Ao andar de cima, anistia. Ao de baixo, camisinha
O prefeito Cesar Maia conseguiu duas manchetes sucessivas de "O Globo". Na primeira, revelou que as comunidades pobres da cidade continuariam se expandindo:
"O grande problema do crescimento das favelas, a partir dos anos 80, é a taxa de fertilidade da favela, superior à da não-favela".
No dia seguinte, informou que encaminhará aos vereadores um projeto de lei que regularizará as expansões feitas nas coberturas dos edifícios da cidade.
O grande problema do crescimento das favelas não são as crianças pobres. São os prefeitos, ministros e presidentes de Pindorama. Quando Cesar Maia diz que o aumento do número de crianças nascidas em favelas gera mais comunidades pobres, enuncia uma verdade estatística e um engano histórico. De fato, o crescimento demográfico das favelas é quatro vezes superior ao da cidade. Metade desse inchaço viria da reprodução dos pobres. Muita gente boa acredita que o elevado número de crianças nascidas no Nordeste é uma das causas da miséria nacional. Dona Lindu, a mãe de Lula, teve sete filhos. Todos contribuíram para o progresso de Pindorama, ora como operários, ora como diaristas.
No espaço de uma geração, de 1970 a 2003, a taxa de fertilidade nacional caiu de 5,7 filhos para 2,2. De acordo com a teoria herodiana do aumento da renda pela redução do número de capitas, a isso deveria ter correspondido alguma melhora na distribuição da riqueza nacional. O índice de Gini, termômetro da desigualdade social, estava em 0,59 em 1970. Está em 0,55. O Brasil ficou com uma taxa de fertilidade semelhante à americana e manteve uma distribuição da renda pior que a de Zâmbia.
A segunda observação de Cesar Maia dá uma pista para se entender algumas das causas desse pastelão. Ele promete regularizar as edificações das coberturas, retirando-lhes o estigma da ilegalidade. Isso lhes elevará o valor em algo entre 10% e 20%. Aos puxados do andar de cima, racionalidade, anistia e votos de bem-estar. Às casas do andar de baixo, construídas em terrenos sem titulação, descaso e votos de abstinência, camisinha ou laqueadura.

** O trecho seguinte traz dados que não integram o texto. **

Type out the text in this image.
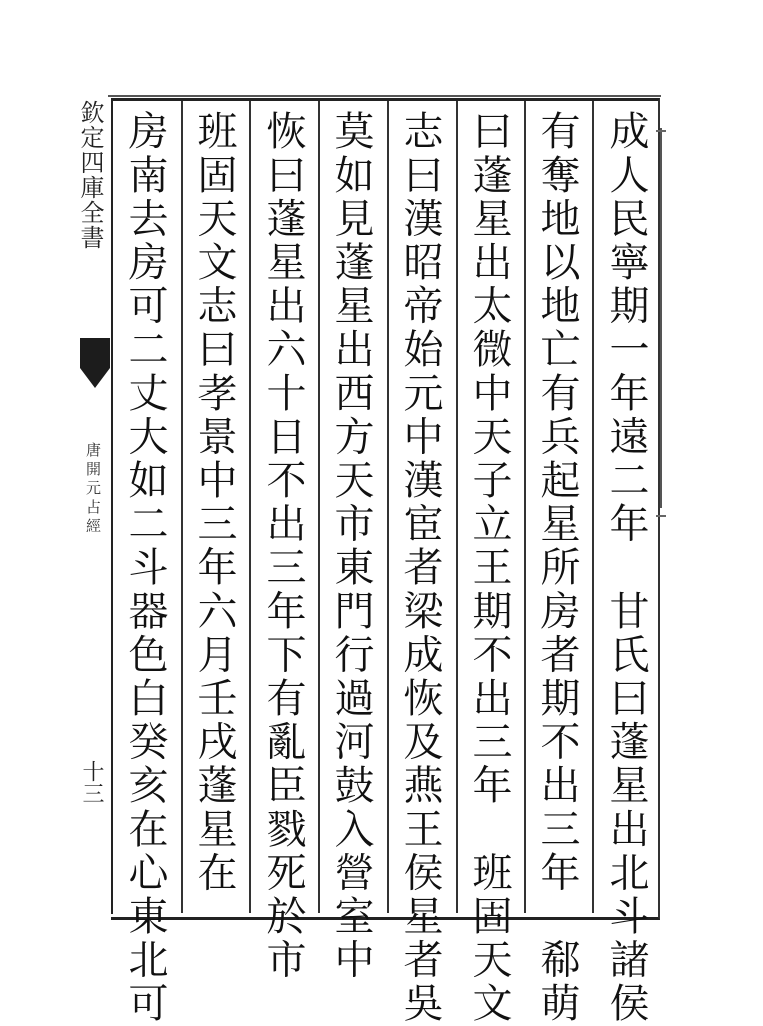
欽定四庫全書
唐開元占經
十三	成人民寧期一年遠二年　甘氏曰蓬星出北斗諸侯
有奪地以地亡有兵起星所房者期不出三年　郗萌
曰蓬星出太微中天子立王期不出三年　班固天文
志曰漢昭帝始元中漢宦者梁成恢及燕王侯星者吳
莫如見蓬星出西方天市東門行過河鼓入營室中
恢曰蓬星出六十日不出三年下有亂臣戮死於市
班固天文志曰孝景中三年六月壬戌蓬星在
房南去房可二丈大如二斗器色白癸亥在心東北可
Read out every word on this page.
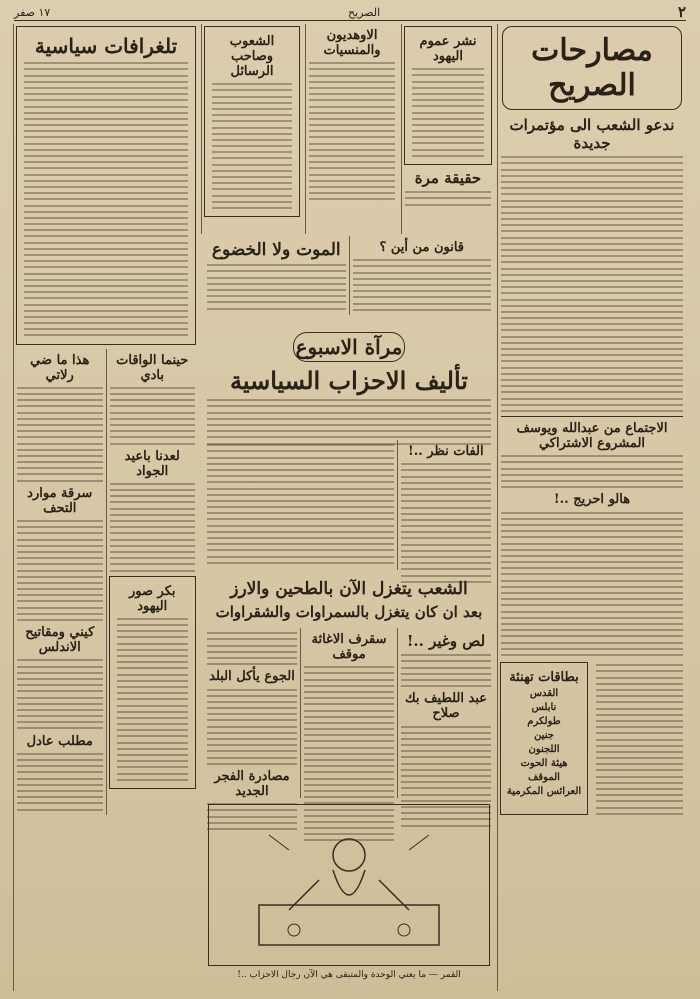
٢
الصريح
١٧ صفر
مصارحات الصريح
ندعو الشعب الى مؤتمرات جديدة
الاجتماع من عبدالله ويوسف المشروع الاشتراكي
هالو احريج ..!
بطاقات تهنئة
القدس
نابلس
طولكرم
جنين
اللجنون
هيئة الحوت
الموقف
العرائس المكرمية
الشعوب وصاحب الرسائل
الاوهديون والمنسيات
نشر عموم اليهود
حقيقة مرة
قانون من أين ؟
الموت ولا الخضوع
مرآة الاسبوع
تأليف الاحزاب السياسية
الفات نظر ..!
الشعب يتغزل الآن بالطحين والارز
بعد ان كان يتغزل بالسمراوات والشقراوات
لص وغير ..!
عبد اللطيف بك صلاح
سقرف الاغاثة موقف
الجوع يأكل البلد
مصادرة الفجر الجديد
القمر — ما يعني الوحدة والمتبقى هي الآن رجال الاحزاب ..!
تلغرافات سياسية
حينما الواقات بادي
لعدنا باعيد الجواد
بكر صور اليهود
هذا ما ضي رلاتي
سرقة موارد التحف
كيني ومقاتيح الاندلس
مطلب عادل
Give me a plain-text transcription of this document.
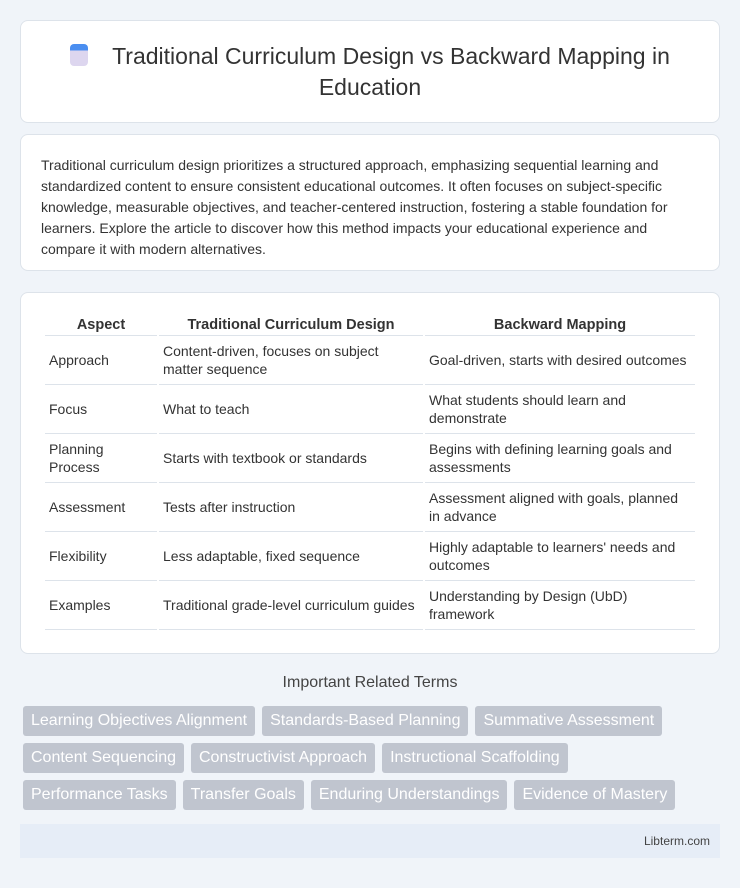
Traditional Curriculum Design vs Backward Mapping in Education

Traditional curriculum design prioritizes a structured approach, emphasizing sequential learning and standardized content to ensure consistent educational outcomes. It often focuses on subject-specific knowledge, measurable objectives, and teacher-centered instruction, fostering a stable foundation for learners. Explore the article to discover how this method impacts your educational experience and compare it with modern alternatives.

Aspect	Traditional Curriculum Design	Backward Mapping
Approach	Content-driven, focuses on subject matter sequence	Goal-driven, starts with desired outcomes
Focus	What to teach	What students should learn and demonstrate
Planning Process	Starts with textbook or standards	Begins with defining learning goals and assessments
Assessment	Tests after instruction	Assessment aligned with goals, planned in advance
Flexibility	Less adaptable, fixed sequence	Highly adaptable to learners' needs and outcomes
Examples	Traditional grade-level curriculum guides	Understanding by Design (UbD) framework
Important Related Terms
Learning Objectives Alignment	Standards-Based Planning	Summative Assessment
Content Sequencing	Constructivist Approach	Instructional Scaffolding
Performance Tasks	Transfer Goals	Enduring Understandings	Evidence of Mastery
Libterm.com
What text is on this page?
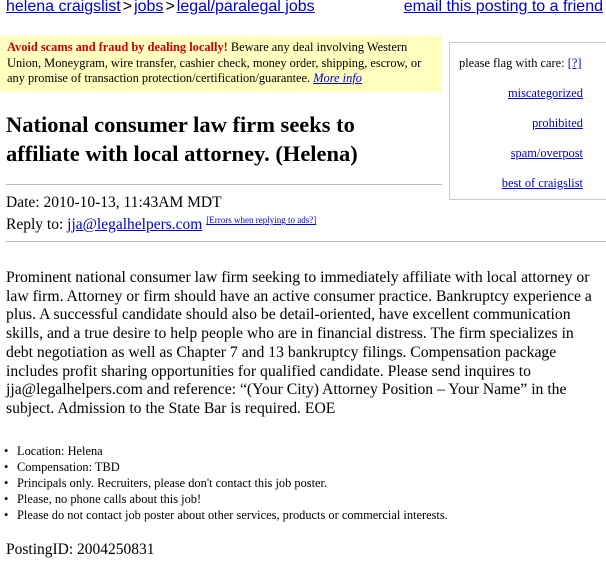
helena craigslist > jobs > legal/paralegal jobs	email this posting to a friend
Avoid scams and fraud by dealing locally! Beware any deal involving Western Union, Moneygram, wire transfer, cashier check, money order, shipping, escrow, or any promise of transaction protection/certification/guarantee. More info
please flag with care: [?]
miscategorized
prohibited
spam/overpost
best of craigslist
National consumer law firm seeks to affiliate with local attorney. (Helena)
Date: 2010-10-13, 11:43AM MDT
Reply to: jja@legalhelpers.com [Errors when replying to ads?]

Prominent national consumer law firm seeking to immediately affiliate with local attorney or law firm. Attorney or firm should have an active consumer practice. Bankruptcy experience a plus. A successful candidate should also be detail-oriented, have excellent communication skills, and a true desire to help people who are in financial distress. The firm specializes in debt negotiation as well as Chapter 7 and 13 bankruptcy filings. Compensation package includes profit sharing opportunities for qualified candidate. Please send inquires to jja@legalhelpers.com and reference: “(Your City) Attorney Position – Your Name” in the subject. Admission to the State Bar is required. EOE

• Location: Helena
• Compensation: TBD
• Principals only. Recruiters, please don't contact this job poster.
• Please, no phone calls about this job!
• Please do not contact job poster about other services, products or commercial interests.
PostingID: 2004250831
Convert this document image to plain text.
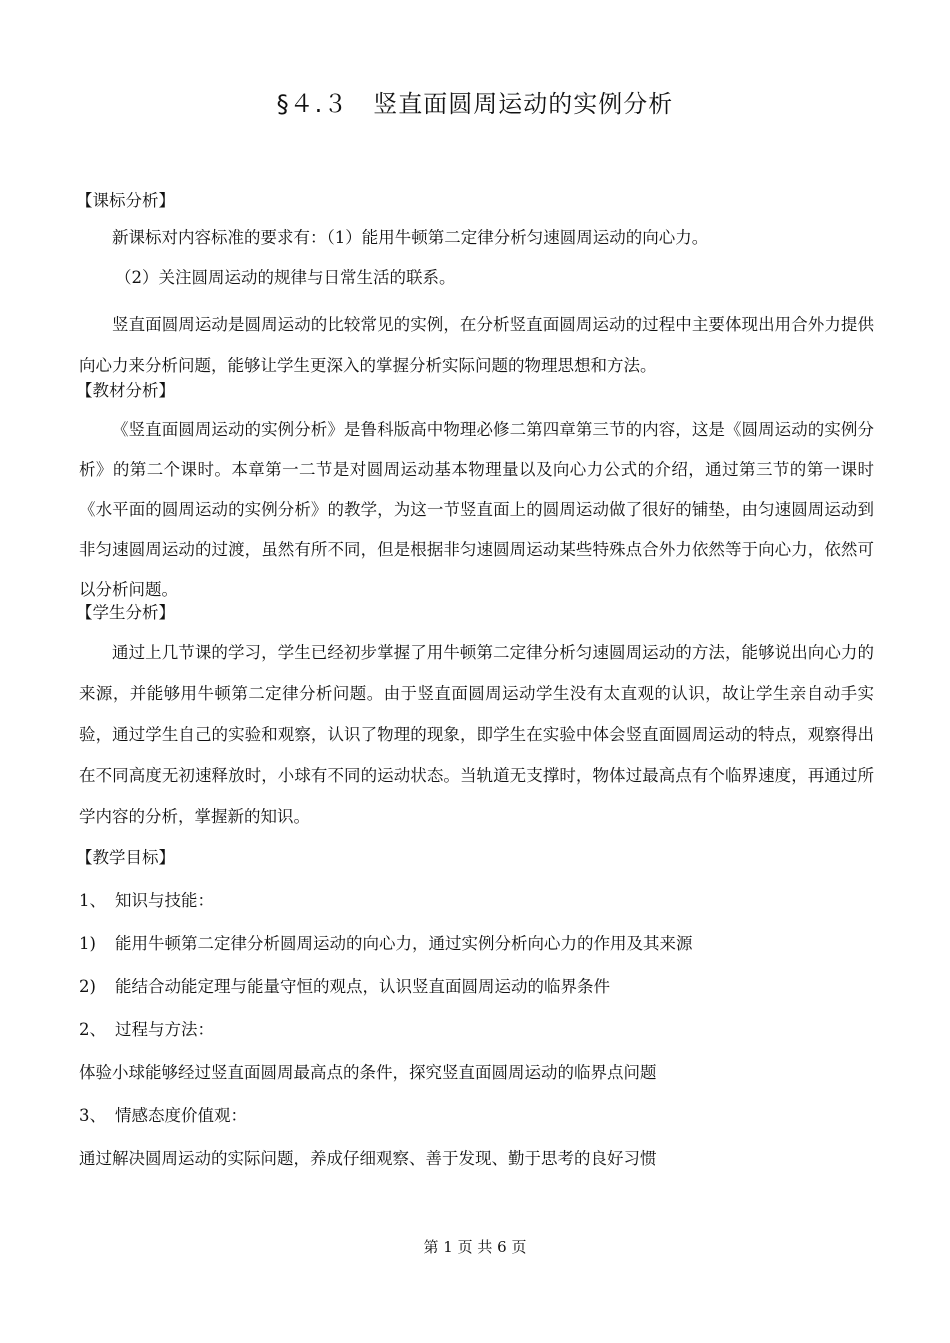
§４.３　竖直面圆周运动的实例分析
【课标分析】

新课标对内容标准的要求有：（1）能用牛顿第二定律分析匀速圆周运动的向心力。

（2）关注圆周运动的规律与日常生活的联系。

竖直面圆周运动是圆周运动的比较常见的实例，在分析竖直面圆周运动的过程中主要体现出用合外力提供向心力来分析问题，能够让学生更深入的掌握分析实际问题的物理思想和方法。

【教材分析】

《竖直面圆周运动的实例分析》是鲁科版高中物理必修二第四章第三节的内容，这是《圆周运动的实例分析》的第二个课时。本章第一二节是对圆周运动基本物理量以及向心力公式的介绍，通过第三节的第一课时《水平面的圆周运动的实例分析》的教学，为这一节竖直面上的圆周运动做了很好的铺垫，由匀速圆周运动到非匀速圆周运动的过渡，虽然有所不同，但是根据非匀速圆周运动某些特殊点合外力依然等于向心力，依然可以分析问题。

【学生分析】

通过上几节课的学习，学生已经初步掌握了用牛顿第二定律分析匀速圆周运动的方法，能够说出向心力的来源，并能够用牛顿第二定律分析问题。由于竖直面圆周运动学生没有太直观的认识，故让学生亲自动手实验，通过学生自己的实验和观察，认识了物理的现象，即学生在实验中体会竖直面圆周运动的特点，观察得出在不同高度无初速释放时，小球有不同的运动状态。当轨道无支撑时，物体过最高点有个临界速度，再通过所学内容的分析，掌握新的知识。

【教学目标】

1、 知识与技能：

1) 能用牛顿第二定律分析圆周运动的向心力，通过实例分析向心力的作用及其来源

2) 能结合动能定理与能量守恒的观点，认识竖直面圆周运动的临界条件

2、 过程与方法：

体验小球能够经过竖直面圆周最高点的条件，探究竖直面圆周运动的临界点问题

3、 情感态度价值观：

通过解决圆周运动的实际问题，养成仔细观察、善于发现、勤于思考的良好习惯

第 1 页 共 6 页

Salvo algumas iniciativas bem-sucedidas em São Paulo e em Salvador, apesar das promessas (inclusive de Lula), poucos são os governos que conseguem fazer alguma coisa para legalizar a posse dos imóveis nas comunidades pobres. Uma pesquisa do Instituto Futuro Brasil mostrou que oito em cada dez favelados paulistas moram em casa própria, mas só 14% deles conseguem legalizar suas propriedades. O economista peruano Hernando de Soto escreveu um magnífico livro sobre a esterilidade do ervanário dos pobres. ("O Mistério do Capital - Por que o Capitalismo Deu Certo no Ocidente e Fracassa nos Outros Lugares"). Mostrou que o andar de baixo do Terceiro Mundo e do falecido bloco comunista está montado num patrimônio de US$ 9,3 trilhões condenados à informalidade. Isso equivale ao valor de todas as companhias listadas nas bolsas dos 20 países mais desenvolvidos. Na conta de De Soto estão os imóveis e os pequenos negócios. Pode-se supor que as casas da patuléia representam mais de US$ 5 trilhões. Chutando, é possível que o andar de baixo de Pindorama esteja montado em algo como US$ 20 bilhões.
O problema das cidades brasileiras não é a pobreza. É a maneira como o andar de cima (e seus governantes) olham e julgam o de baixo. Há cerca de um século, Jorge Americano, jurisconsulto e memorialista paulistano, ouviu dois maganos discutindo a crise do café e guardou a lembrança do que diziam:
"Virão então os planos de salvação, como o de Domingos Jaguaribe, que aconselhou criar macacos amestrados para colher café sem pagar salário. Bastaria um bananal ao lado do cafezal e o próprio macaco se incumbia de colher também o alimento".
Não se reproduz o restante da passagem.